I think this particular funhouse had a pair of mechanical dummies, a fat man and fat woman, clutching their stomachs and laughing hysterically, hanging over the entrance. I recall the place vividly because I demanded to go inside and then was chastised because I kept my eyes shut tight the entire time.
posted by Secret Life of Gravy at 6:29 AM on March 30, 2007 [1 favorite]


Wow, just wow.
posted by PHINC at 7:05 AM on March 30, 2007


Thirding the great Dewan song:
http://www.emusic.com/album/10860/10860840.html?fref=150051

I didn't know this true story. Incredible!
posted by JBennett at 8:35 AM on March 30, 2007


I think the Six Million Dollar Man angle makes this post. Awesome.
posted by jessamyn at 8:35 AM on March 30, 2007


Fascinating post jonson and wonderful comment by Ambrosia Voyeur.
posted by nickyskye at 9:03 AM on March 30, 2007


Ha! That's a great story. My favorite part though is that not just one, but two, of the robberies were foiled by massive explosions. You've got take it easy with the nitroglycerine Elmer!
posted by GalaxieFiveHundred at 9:03 AM on March 30, 2007


I could have sworn this story was posted on Metafilter before.

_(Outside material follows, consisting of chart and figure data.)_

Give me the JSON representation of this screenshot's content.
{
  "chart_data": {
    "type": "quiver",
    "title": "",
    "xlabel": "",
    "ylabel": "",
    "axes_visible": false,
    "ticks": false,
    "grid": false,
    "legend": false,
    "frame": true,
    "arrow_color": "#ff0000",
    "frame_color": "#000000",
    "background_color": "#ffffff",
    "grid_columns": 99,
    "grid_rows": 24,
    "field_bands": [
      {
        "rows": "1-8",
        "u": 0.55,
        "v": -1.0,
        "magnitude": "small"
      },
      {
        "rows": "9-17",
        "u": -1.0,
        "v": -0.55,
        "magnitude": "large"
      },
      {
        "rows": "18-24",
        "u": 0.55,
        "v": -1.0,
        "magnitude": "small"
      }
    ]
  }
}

Me too. An astounding tale, though.
posted by Miko at 9:04 AM on March 30, 2007


I think the Six Million Dollar Man angle makes this post.

I agree. I wonder if, after discovering the body, anyone on the set said "Gentlemen, we can rebuild him. We have the technology."
posted by amyms at 9:54 AM on March 30, 2007


the arm broke off when he was attempting to show someone else the mummy's naughty bits

Now that's a blow-out in sector three.
posted by CynicalKnight at 10:17 AM on March 30, 2007


If he's an outlaw on the run, killed in hot pursuit, how can he be a homicide victim?
posted by anewc2 at 10:17 AM on March 30, 2007


jonson, DU: To pick another nit, the spelling is papier-mâché, not paper mache (it's French, dontcha know).
posted by Lord Kinbote at 10:18 AM on March 30, 2007


anewc2 - justifiable homicide is still homicide, no? And Lord Kinbote, I don't know how to make the chapeau & accent ague in HTML, so I just bastardized the word.
posted by jonson at 11:22 AM on March 30, 2007


I gotta wonder how freaked out I would be if the 'prop' body I was working with turned out to be real.

I suspect that my screams might be confused with that of a smallish girl.
posted by quin at 11:27 AM on March 30, 2007


anewc2, Homicide is strictly defined as the deliberate killing of a human by a human.
posted by Megafly at 11:33 AM on March 30, 2007


I can't be the only one who read those song lyrics and heard them in my mind to the tune of "The Beverly Hillbillies," can I?